If you've gone for an older iPad, storage isn't something you need to think about - you're capped at 16GB. (Read on, however, to see if you need more - in which case you need to think about looking for a second-hand model with more storage, or one of the new iPads.)
Both the iPad Air and iPad mini 2 with Retina display, meanwhile, offer anywhere from 16GB to 128GB. How much storage capacity will you need?
Well, first of all remember that you can't upgrade the storage capacity of an iPad at a later date: this is your storage limit from now until you buy another iPad, so aim high and buy as much storage as you can afford. Apple is probably a little cheeky in how much more it charges at each storage point (this stuff is relatively cheap for a manufacturer to upgrade), but it's better to spend an extra £80 now than to buy an entire new iPad in six months' time.
Storage capacity is in our experience mainly used up by three things: music, photos, and videos, in increasing order of storage drain. If you want to keep lots of films - or even a few, to be honest - then you need high storage: probably the 64GB unit or higher for video fans. Same applies to large photo or music libraries, to a lesser extent, although Photo Streams and iCloud Match respectively make it practical (if perhaps not preferable) to keep your stuff in the cloud and access it remotely. Go for at least 32GB if you want to keep any sort of media library on your iPad.
The other thing that wil fill up your storage is apps, but the amount of space they take up varies enormously.

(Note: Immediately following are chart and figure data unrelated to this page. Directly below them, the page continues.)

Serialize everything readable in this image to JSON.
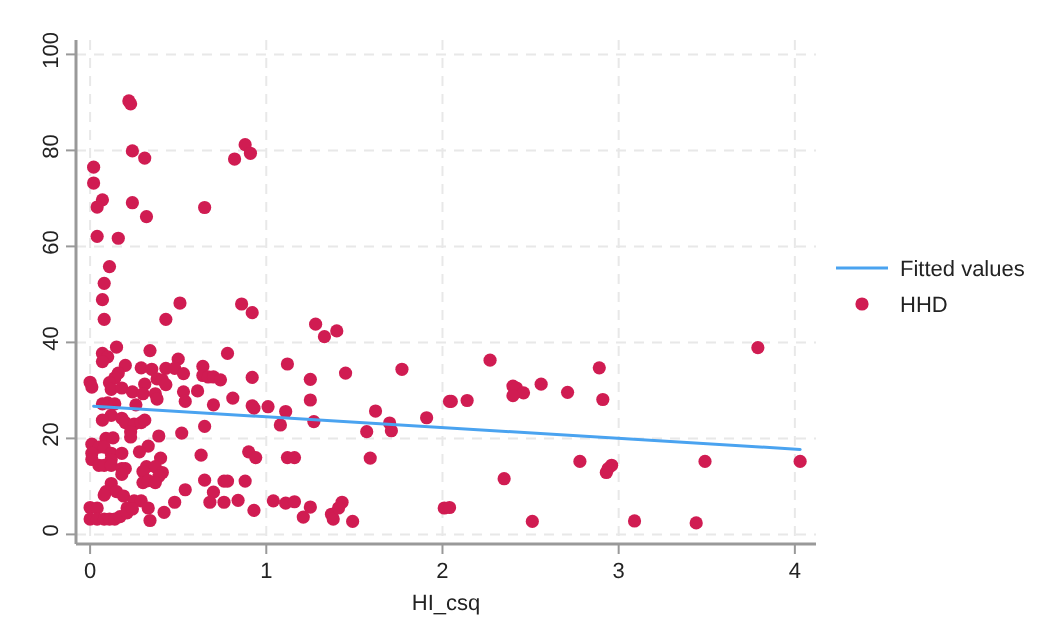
{
  "chart_data": {
    "type": "scatter",
    "xlabel": "HI_csq",
    "xlim": [
      -0.08,
      4.12
    ],
    "ylim": [
      -2,
      103
    ],
    "xticks": [
      0,
      1,
      2,
      3,
      4
    ],
    "yticks": [
      0,
      20,
      40,
      60,
      80,
      100
    ],
    "grid": true,
    "legend": "right",
    "series": [
      {
        "name": "Fitted values",
        "type": "line",
        "color": "#4aa3f0",
        "x": [
          0.02,
          4.03
        ],
        "values": [
          26.7,
          17.7
        ]
      },
      {
        "name": "HHD",
        "color": "#d01c52",
        "marker": "circle",
        "x": [
          0.22,
          0.23,
          0.24,
          0.31,
          0.02,
          0.02,
          0.07,
          0.04,
          0.24,
          0.32,
          0.65,
          0.88,
          0.82,
          0.91,
          0.04,
          0.16,
          0.11,
          0.08,
          0.07,
          0.51,
          0.86,
          0.92,
          0.08,
          0.43,
          1.28,
          1.4,
          1.33,
          0.15,
          0.07,
          0.1,
          0.07,
          0.34,
          0.5,
          0.78,
          0.2,
          0.29,
          0.35,
          0.43,
          0.48,
          0.64,
          1.12,
          1.45,
          1.77,
          0.16,
          0.14,
          0.38,
          0.53,
          0.64,
          0.67,
          0.7,
          0.74,
          0.92,
          1.25,
          0.0,
          0.01,
          0.11,
          0.31,
          0.41,
          0.43,
          0.12,
          0.18,
          0.24,
          0.3,
          0.37,
          0.38,
          0.53,
          0.54,
          0.61,
          0.81,
          1.25,
          0.07,
          0.1,
          0.14,
          0.26,
          0.7,
          0.92,
          0.93,
          1.01,
          1.11,
          1.62,
          1.91,
          2.04,
          0.12,
          0.18,
          0.07,
          0.2,
          0.25,
          0.29,
          0.31,
          0.65,
          1.08,
          1.27,
          1.7,
          1.71,
          0.23,
          0.23,
          0.39,
          0.52,
          1.57,
          0.09,
          0.13,
          0.01,
          0.05,
          0.08,
          0.01,
          0.12,
          0.18,
          0.01,
          0.12,
          0.05,
          0.08,
          0.12,
          0.18,
          0.33,
          0.28,
          0.4,
          0.32,
          0.37,
          0.41,
          0.39,
          0.2,
          0.18,
          0.3,
          0.63,
          0.9,
          0.94,
          1.12,
          1.16,
          1.59,
          0.12,
          0.09,
          0.08,
          0.3,
          0.33,
          0.37,
          0.65,
          0.76,
          0.78,
          0.88,
          0.54,
          0.7,
          0.15,
          0.19,
          0.25,
          0.29,
          0.68,
          0.76,
          0.84,
          0.93,
          1.04,
          1.11,
          1.16,
          1.25,
          1.21,
          1.37,
          1.38,
          1.43,
          1.41,
          1.49,
          0.48,
          0.42,
          0.33,
          0.34,
          0.21,
          0.0,
          0.04,
          0.0,
          0.04,
          0.08,
          0.11,
          0.14,
          0.17,
          0.21,
          0.24,
          2.01,
          2.04,
          3.79,
          2.27,
          2.89,
          2.4,
          2.42,
          2.46,
          2.4,
          2.56,
          2.71,
          2.05,
          2.14,
          2.91,
          2.78,
          2.96,
          2.94,
          2.93,
          3.49,
          4.03,
          2.35,
          2.51,
          3.09,
          3.44
        ],
        "values": [
          90.3,
          89.7,
          79.9,
          78.4,
          76.5,
          73.2,
          69.7,
          68.2,
          69.1,
          66.2,
          68.1,
          81.2,
          78.2,
          79.4,
          62.1,
          61.7,
          55.8,
          52.3,
          48.9,
          48.2,
          48.0,
          46.2,
          44.8,
          44.8,
          43.8,
          42.4,
          41.2,
          39.0,
          37.7,
          37.0,
          36.0,
          38.3,
          36.5,
          37.7,
          35.2,
          34.7,
          34.4,
          34.6,
          34.6,
          35.0,
          35.5,
          33.6,
          34.4,
          33.6,
          32.6,
          32.4,
          33.5,
          33.1,
          32.8,
          32.8,
          32.2,
          32.7,
          32.3,
          31.7,
          30.7,
          31.6,
          31.3,
          32.2,
          31.2,
          30.2,
          30.5,
          29.7,
          29.3,
          29.3,
          28.2,
          29.7,
          27.7,
          29.9,
          28.4,
          28.0,
          27.2,
          27.4,
          27.2,
          27.0,
          27.0,
          26.8,
          26.3,
          26.6,
          25.6,
          25.7,
          24.3,
          27.7,
          24.8,
          24.2,
          23.8,
          23.3,
          23.0,
          23.3,
          23.8,
          22.5,
          22.8,
          23.5,
          23.2,
          21.6,
          21.4,
          20.3,
          20.5,
          21.1,
          21.4,
          20.0,
          20.1,
          18.8,
          18.2,
          18.2,
          16.9,
          16.9,
          16.9,
          15.6,
          15.6,
          14.4,
          14.4,
          14.4,
          13.7,
          18.4,
          17.2,
          15.9,
          14.1,
          14.1,
          12.9,
          12.1,
          13.7,
          12.5,
          13.1,
          16.5,
          17.2,
          16.0,
          16.0,
          16.0,
          15.9,
          10.6,
          8.9,
          8.2,
          10.8,
          11.2,
          10.8,
          11.3,
          11.1,
          11.1,
          11.1,
          9.3,
          8.8,
          8.9,
          8.0,
          7.0,
          7.0,
          6.7,
          6.7,
          7.1,
          5.0,
          7.0,
          6.5,
          6.8,
          5.7,
          3.6,
          4.2,
          3.2,
          6.7,
          5.5,
          2.7,
          6.7,
          4.6,
          5.5,
          2.9,
          5.5,
          5.6,
          5.5,
          3.2,
          3.2,
          3.2,
          3.2,
          3.2,
          3.7,
          4.5,
          5.3,
          5.5,
          5.6,
          38.9,
          36.3,
          34.7,
          30.9,
          30.5,
          29.5,
          28.9,
          31.3,
          29.6,
          27.7,
          27.9,
          28.1,
          15.2,
          14.4,
          13.7,
          12.9,
          15.2,
          15.2,
          11.6,
          2.7,
          2.8,
          2.4
        ]
      }
    ]
  }
}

Those heavy-duty games we talked about earlier will use up a lot of space, and gamers should aim high on storage - 64GB is a good bar to aim at with 32GB the compromise point.

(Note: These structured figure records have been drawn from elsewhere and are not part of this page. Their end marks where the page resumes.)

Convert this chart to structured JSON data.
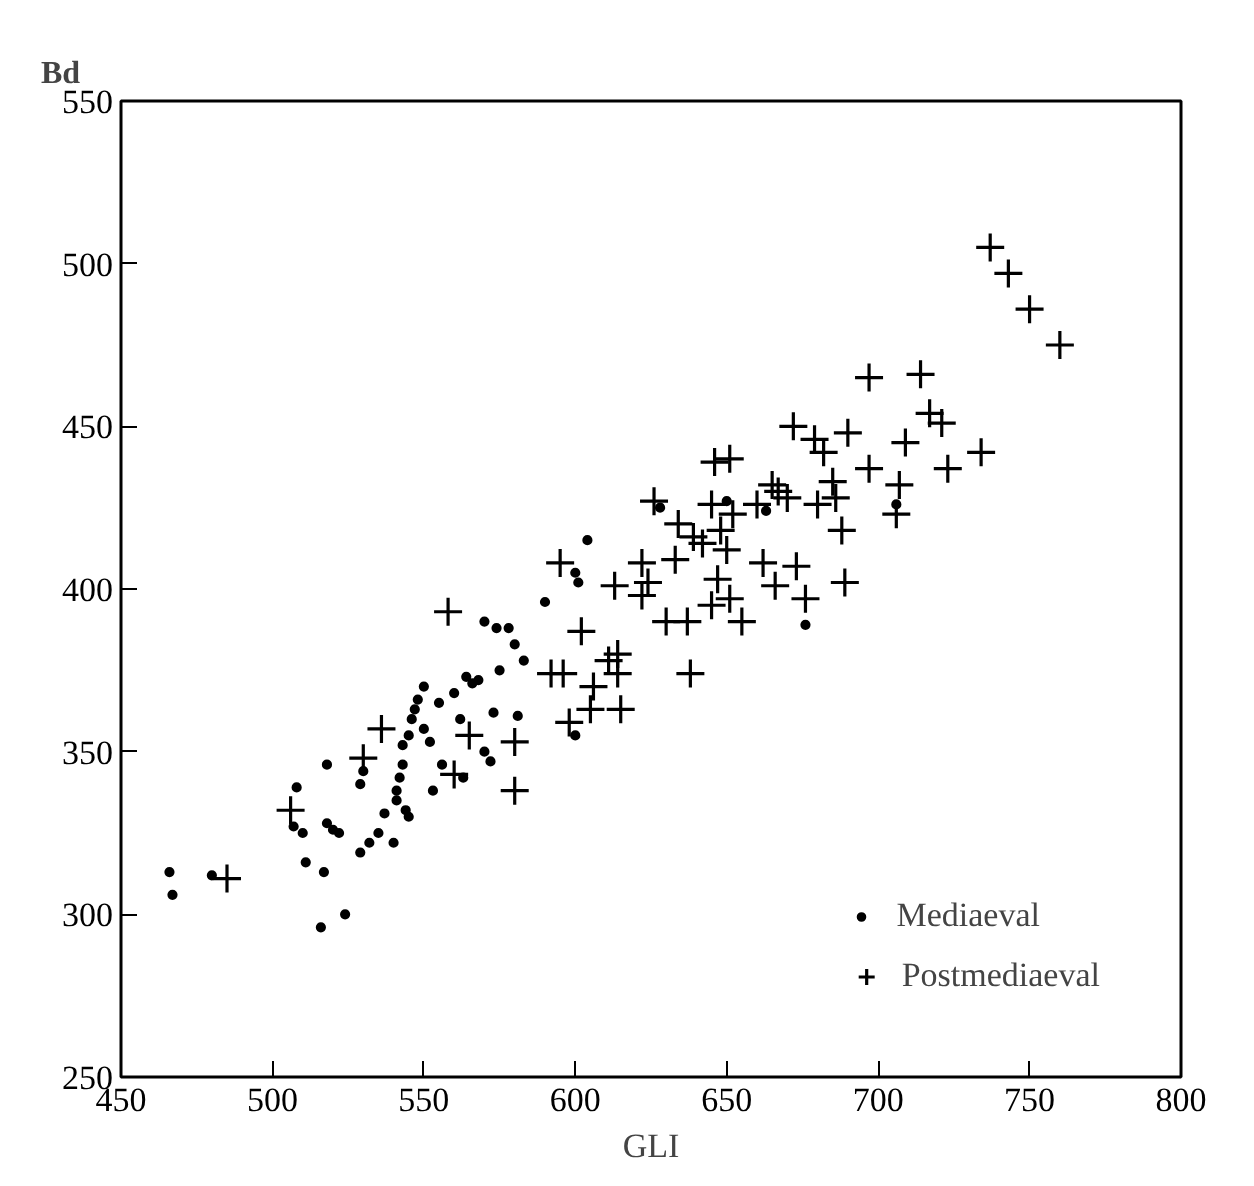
{
  "chart_data": {
    "type": "scatter",
    "xlabel": "GLI",
    "ylabel": "Bd",
    "xlim": [
      450,
      800
    ],
    "ylim": [
      250,
      550
    ],
    "xticks": [
      450,
      500,
      550,
      600,
      650,
      700,
      750,
      800
    ],
    "yticks": [
      250,
      300,
      350,
      400,
      450,
      500,
      550
    ],
    "grid": false,
    "legend": "bottom right",
    "series": [
      {
        "name": "Mediaeval",
        "color": "#000000",
        "marker": "circle",
        "x": [
          466,
          467,
          480,
          508,
          507,
          510,
          511,
          518,
          518,
          520,
          522,
          517,
          516,
          524,
          529,
          530,
          529,
          532,
          535,
          537,
          540,
          541,
          541,
          542,
          543,
          543,
          544,
          545,
          545,
          546,
          547,
          548,
          550,
          550,
          552,
          553,
          555,
          556,
          560,
          562,
          563,
          564,
          566,
          568,
          570,
          572,
          573,
          570,
          574,
          575,
          578,
          580,
          581,
          583,
          590,
          600,
          601,
          604,
          628,
          650,
          663,
          676,
          706,
          600
        ],
        "values": [
          313,
          306,
          312,
          339,
          327,
          325,
          316,
          346,
          328,
          326,
          325,
          313,
          296,
          300,
          340,
          344,
          319,
          322,
          325,
          331,
          322,
          335,
          338,
          342,
          352,
          346,
          332,
          330,
          355,
          360,
          363,
          366,
          370,
          357,
          353,
          338,
          365,
          346,
          368,
          360,
          342,
          373,
          371,
          372,
          350,
          347,
          362,
          390,
          388,
          375,
          388,
          383,
          361,
          378,
          396,
          405,
          402,
          415,
          425,
          427,
          424,
          389,
          426,
          355
        ]
      },
      {
        "name": "Postmediaeval",
        "color": "#000000",
        "marker": "cross",
        "x": [
          485,
          506,
          530,
          536,
          558,
          560,
          565,
          580,
          580,
          592,
          595,
          596,
          598,
          602,
          605,
          606,
          611,
          614,
          614,
          615,
          613,
          622,
          622,
          624,
          626,
          630,
          633,
          634,
          637,
          638,
          639,
          642,
          645,
          645,
          646,
          647,
          648,
          650,
          651,
          652,
          651,
          655,
          660,
          662,
          665,
          666,
          667,
          670,
          673,
          672,
          676,
          679,
          680,
          682,
          685,
          686,
          688,
          689,
          690,
          697,
          697,
          706,
          707,
          709,
          714,
          717,
          721,
          723,
          734,
          737,
          743,
          750,
          760
        ],
        "values": [
          311,
          332,
          348,
          357,
          393,
          343,
          355,
          353,
          338,
          374,
          408,
          374,
          359,
          387,
          363,
          370,
          378,
          380,
          374,
          363,
          401,
          408,
          398,
          402,
          427,
          390,
          409,
          420,
          390,
          374,
          416,
          414,
          426,
          395,
          439,
          403,
          418,
          412,
          440,
          423,
          397,
          390,
          426,
          408,
          432,
          401,
          430,
          428,
          407,
          450,
          397,
          446,
          426,
          442,
          433,
          428,
          418,
          402,
          448,
          465,
          437,
          423,
          432,
          445,
          466,
          454,
          451,
          437,
          442,
          505,
          497,
          486,
          475
        ]
      }
    ]
  }
}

I use a comic viewer app with lots of comics in it, and unsurprisingly they do their bit in helping to fill my (128GB) iPad to over half-capacity. If you think it's not possible to fill the largest iPads - well, it can certainly be done, but if I was on a lower-capacity model I'd be more incentivised to delete apps I use less often. I basically pay no attention to deleting old apps or photos, and I'm still closer to the 64GB mark than to the 128GB mark. But there's only one film on there - that's the killer.
16GB isn't much these days, but you can manage if you're willing to delete apps after you stop using them, don't use hardcore games, transfer photos fairly regularly to the cloud or your Mac, and don't use the iPad as a media/music library.
The Cellular option
Do you need 3G/4G? It's a luxury, I'd say, even if it's a nice one to have. For an extra £100, you'll be able to access the web and email, and use connected apps, away from a Wi-Fi network. (You also need to factor in the cost of a data plan, and the small hassle of getting a SIM card.) Consider carefully how often you're going to do that - with an iPad mini there's likely to be more on-the-go use than with a full-size iPad, but it's still a lot to pay for something you may only use from time to time. Have you got a regular (overground) commute where you'd enjoy catching up on news headlines or email? Then it could be worth the extra.
So that's it - hopefully we've walked you through the iPad buying decision without too many tears. We wish you many happy hours of iPad use.